Scleroderma often eventuates in development of an expressionless, masklike facies.
Morphea is characterized by localized thickening and sclerosis of skin; it dominates on the trunk. This disorder may affect children or adults. Morphea begins as erythematous or flesh-colored plaques that become sclerotic, develop central hypopigmentation, and demonstrate an erythematous border. In most cases, patients have one or a few lesions, and the disease is termed localized morphea. In some patients, widespread cutaneous lesions may occur without systemic involvement. This form is called generalized morphea. Many adults with generalized morphea have concomitant rheumatic or other autoimmune disorders. Skin biopsy of morphea is indistinguishable from that of scleroderma. Scleroderma and morphea are usually quite resistant to therapy. For this reason, physical therapy to prevent joint contractures and to maintain function is employed and is often helpful. Treatment options for early, rapidly progressive disease include phototherapy (UVA1 or PUVA) or methotrexate 15–20 mg per week alone or in combination with daily glucocorticoids.

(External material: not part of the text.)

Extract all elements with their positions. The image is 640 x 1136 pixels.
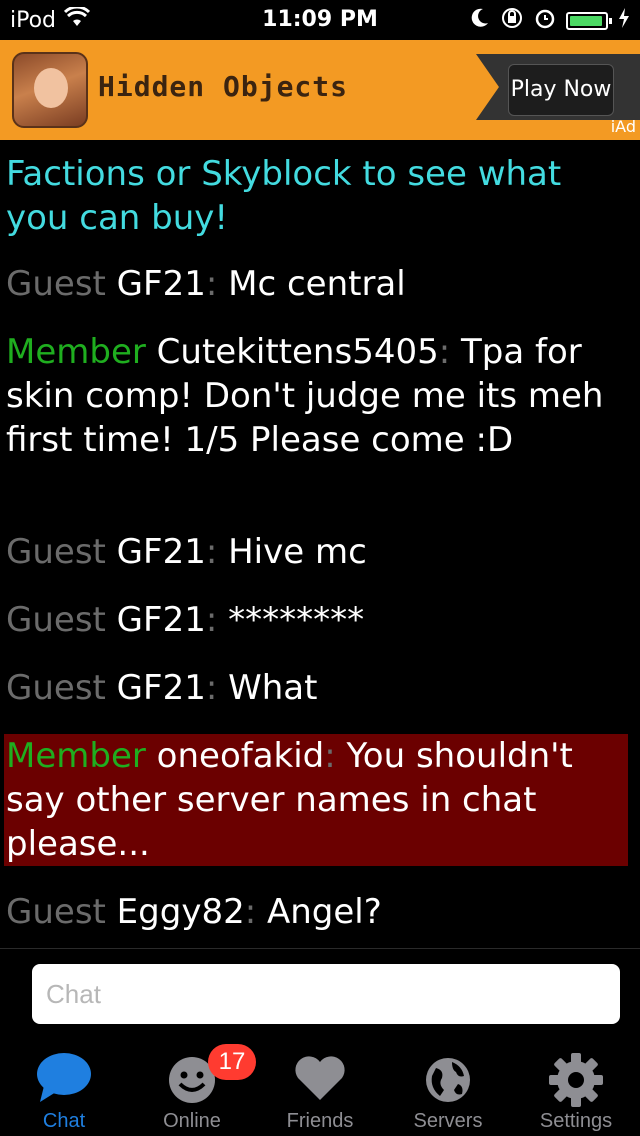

Diffuse fasciitis with eosinophilia is a clinical entity that can sometimes be confused with scleroderma. There is usually the sudden onset of swelling, induration, and erythema of the extremities frequently following significant physical exertion. The proximal portions of extremities (arms, forearms, thighs, legs) are more often involved than are the hands and feet. While the skin is indurated, it is usually not bound down as in scleroderma; contractures may occur early secondary to fascial involvement. The latter may also cause muscle groups to be separated and veins to appear depressed (i.e., the "groove sign"). These skin findings are accompanied by peripheral blood eosinophilia, increased erythrocyte sedimentation rate, and sometimes hypergammaglobulinemia. Deep biopsy of affected areas of skin reveals inflammation and thickening of the deep fascia overlying muscle. An inflammatory infiltrate composed of eosinophils and mononuclear cells is usually found. Patients with eosinophilic fasciitis appear to be at increased risk to develop bone marrow failure or other hematologic abnormalities. While the ultimate course of eosinophilic fasciitis is uncertain, many patients respond favorably to treatment with prednisone in doses ranging from 40–60 mg/d.
The eosinophilia-myalgia syndrome, a disorder reported in epidemic numbers in 1989 and linked to ingestion of l-tryptophan manufactured by a single company in Japan, is a multisystem disorder characterized by debilitating myalgias and absolute eosinophilia in association with varying combinations of arthralgias, pulmonary symptoms, and peripheral edema. In a later phase (3–6 months after initial symptoms), these patients often develop localized sclerodermatous skin changes, weight loss, and/or neuropathy (Chap. 323). The precise cause of this syndrome, which may resemble other sclerotic skin conditions, is unknown. However, the implicated lots of l-tryptophan contained the contaminant 1,1-ethylidene bis[tryptophan]. This contaminant may be pathogenic or a marker for another substance that provokes the disorder.